One question is whether the state government possesses the statutory power to impose a mandatory accident insurance amount for every passenger using a cab service, given the coexistence of central motor-vehicle legislation that traditionally governs insurance requirements for commercial passenger transport. The answer may depend on whether the underlying legislative framework grants the state competence to prescribe insurance levels, or whether such prescription infringes upon the uniformity intended by the central statute, thereby potentially inviting a challenge on the ground of legislative competence.

Another possible legal issue is whether the prohibition on adding new two- or four-wheel vehicles that are not powered by clean fuel can be justified under the state’s environmental and transportation regulatory mandates, especially when the central framework may already delineate fuel-type standards for vehicles. A competing view may argue that the restriction exceeds the scope of the state’s authority if the central legislation reserves vehicle-type approvals and fuel standards to the national regulator, raising the prospect of a pre-emptive conflict and a basis for judicial review on the ground of ultra-vires action.

Perhaps the procedural significance lies in the manner by which these requirements were promulgated, since affected aggregators and cab operators may claim a lack of adequate consultation, notice, or opportunity to be heard, thereby invoking principles of natural justice embedded in administrative law. The safer legal view would depend upon whether the rule-making process complied with the procedural safeguards prescribed by the applicable statutes, as any deficiency could render the regulation vulnerable to being set aside for violation of due-process requirements.

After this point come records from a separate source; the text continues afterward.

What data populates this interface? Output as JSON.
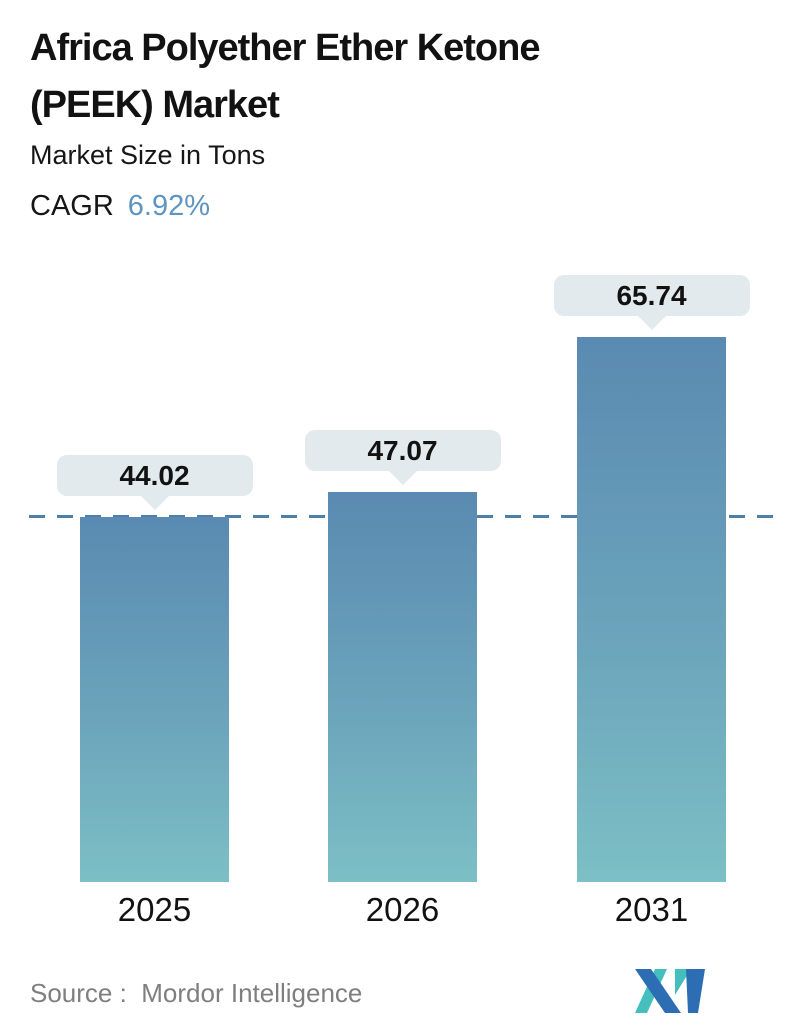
{
  "header": {
    "title": "Africa Polyether Ether Ketone (PEEK) Market",
    "subtitle": "Market Size in Tons",
    "cagr_label": "CAGR",
    "cagr_value": "6.92%"
  },
  "chart_data": {
    "type": "bar",
    "title": "Africa Polyether Ether Ketone (PEEK) Market",
    "subtitle": "Market Size in Tons",
    "cagr_label": "CAGR",
    "cagr_value": "6.92%",
    "categories": [
      "2025",
      "2026",
      "2031"
    ],
    "values": [
      44.02,
      47.07,
      65.74
    ],
    "data_labels": [
      "44.02",
      "47.07",
      "65.74"
    ],
    "unit": "Tons",
    "ylabel": "Market Size in Tons",
    "ylim": [
      0,
      70
    ],
    "grid": false,
    "legend": false,
    "marker": {
      "type": "dashed-line",
      "value": 44.02,
      "color": "#4d7fa9"
    },
    "colors": {
      "bar_gradient_top": "#5a8ab1",
      "bar_gradient_bottom": "#7cbfc5",
      "callout_background": "#e3eaee",
      "label_text": "#121212",
      "cagr_accent": "#5d95c0"
    }
  },
  "footer": {
    "source_label": "Source :  Mordor Intelligence",
    "logo": "mordor-intelligence-logo",
    "logo_colors": {
      "blue": "#2d6db4",
      "teal": "#45bfbd"
    }
  }
}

A further legal question concerns the consequences for non-compliance, specifically whether the state can impose civil penalties, suspend licences, or enforce criminal sanctions without explicit statutory authority, and how such enforcement mechanisms align with the presumption against punitive measures lacking clear legislative backing. If later facts reveal that aggregators or cab providers are penalised absent a clear statutory provision, the issue may shift to whether the punitive action contravenes the principle that penalties must be reasonable, proportionate, and anchored in law, thereby inviting scrutiny under constitutional guarantees of equality and non-arbitrariness.

Ultimately, the resolution of these questions may require clarification from the courts regarding the interplay between state-level regulatory ambitions aimed at passenger safety and environmental objectives, and the doctrinal limits of state power under the overarching motor-vehicle and environmental legislative scheme. A fuller legal assessment would benefit from an examination of the specific statutory language, any delegated authority granted to the state, and the comparative jurisprudence on similar regulatory interventions, which together will determine the durability and enforceability of Haryana’s new insurance and clean-fuel provisions.